One reason behind people spreading misinformation was from what he described as a “financial motive”, referencing a recent story of an AI-generated viral right-wing influencer by the name of Emily Hart, where a young man had created this avatar simply as a means to “farm engagement” as a way to pay for his education.
He also spoke about state actors pushing misinformation and “near-state actors”, such as people working for political movements, pushing misinformation to serve certain agendas. He ended by warning that truth was losing the race: “By the time the truth has gotten up out of bed … lies have burnt the whole city down”.
Dr Mabel Lu Miao, co-founder and secretary general of the Centre for China and Globalisation, spoke via video from Beijing, asserting that the Global South was “rewriting the story” of multilateralism. She claimed the old Western-led narrative had collapsed, failing to address conflicts or nuclear strain.
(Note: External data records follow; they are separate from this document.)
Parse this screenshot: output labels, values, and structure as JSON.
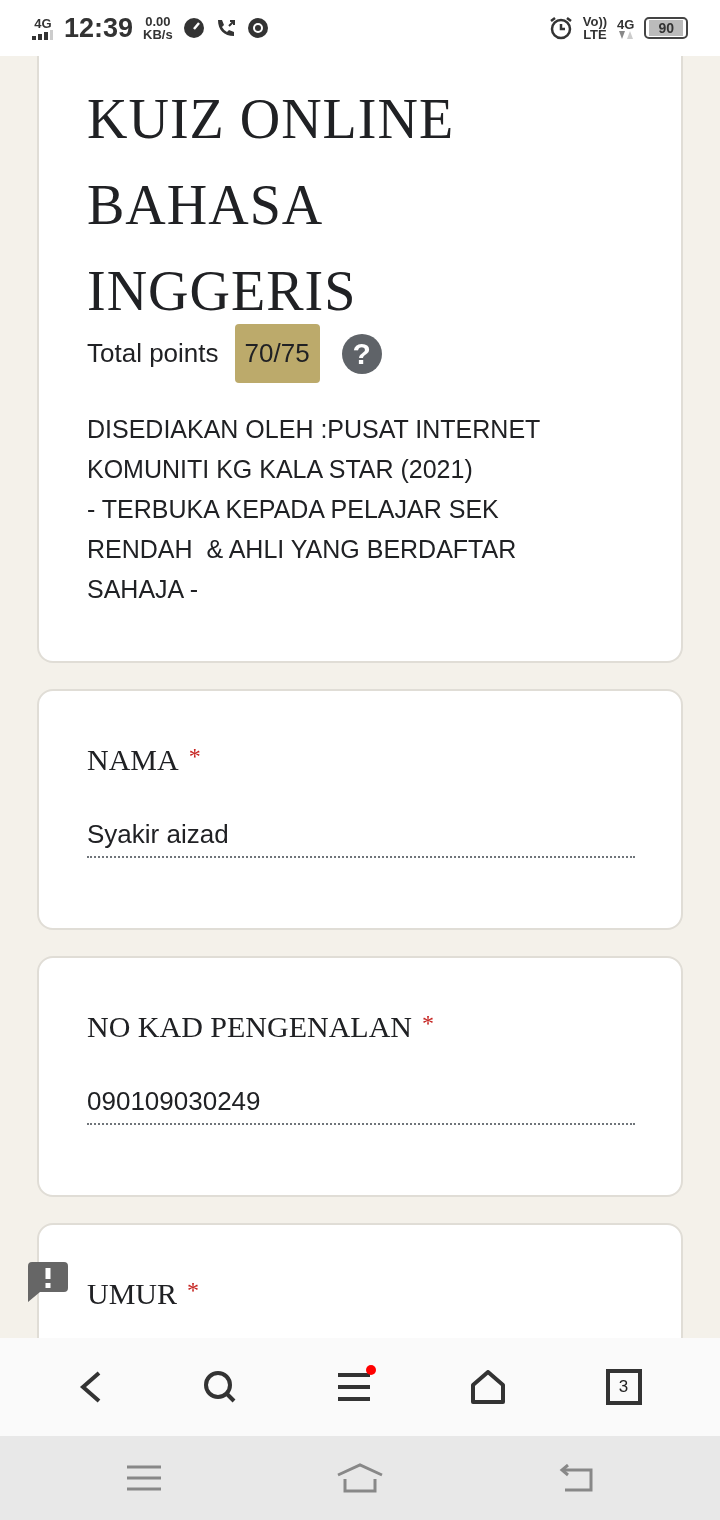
{
  "status_bar": {
    "network": "4G",
    "time": "12:39",
    "speed": "0.00",
    "speed_unit": "KB/s",
    "volte": "Vo))",
    "lte": "LTE",
    "data_network": "4G",
    "battery": "90"
  },
  "header": {
    "title": "KUIZ ONLINE BAHASA INGGERIS",
    "points_label": "Total points",
    "score": "70/75",
    "help": "?",
    "description": "DISEDIAKAN OLEH :PUSAT INTERNET KOMUNITI KG KALA STAR (2021)\n- TERBUKA KEPADA PELAJAR SEK RENDAH  & AHLI YANG BERDAFTAR SAHAJA -"
  },
  "required_mark": "*",
  "questions": [
    {
      "label": "NAMA",
      "required": true,
      "value": "Syakir aizad"
    },
    {
      "label": "NO KAD PENGENALAN",
      "required": true,
      "value": "090109030249"
    },
    {
      "label": "UMUR",
      "required": true
    }
  ],
  "toolbar": {
    "menu_badge": true,
    "tab_count": "3"
  }
}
“We are no longer begging for a seat at the table … we are demanding the table be rebuilt,” she said, highlighting the expansion of BRICS and the Shanghai Cooperation Organisation as new models of “diversified inclusive multilateral cooperation”.
Journalist and co-founder of Safe Journalism, a platform seeking to unite media practitioners and civil society in efforts to provide justice to journalists in Pakistan, Mehmal Sarfraz, highlighted the “information siege” surrounding Palestine, stating that “the new normal is disinformation”.
“Tools are now being used worldwide to disenfranchise the media and civil society as a result of the rapid change in technology and the advent of AI,” she said, going on to detail the severe risks faced by journalists and noting that Israel was responsible for killing two-thirds of all media workers in 2025.
Turning to Pakistan, she described a “coordinated online harassment” campaign against female journalists involving “sexualized abuse, doxing” and “rape threats”.
“There are more pictures, AI videos, rape threats and death threats, and attempts to hack our social media accounts like Twitter. Facebook, Instagram, Snapchat, even our emails have become a norm.
Sarfraz urged a united front: “We have to rise above our differences … because if we don’t, our future is bleak.”
Concluding the two-day event, Dr Masuma Hasan, honorary chairman of PIIA, and former senator Mushahid Hussain Sayed thanked all the participants for their attendance. Hasan noted at the end that the breakdown of multilateralism had allowed “impunity” to take root globally.
“Spheres of influence are being created through the barrel of a gun and peace built through business deals.”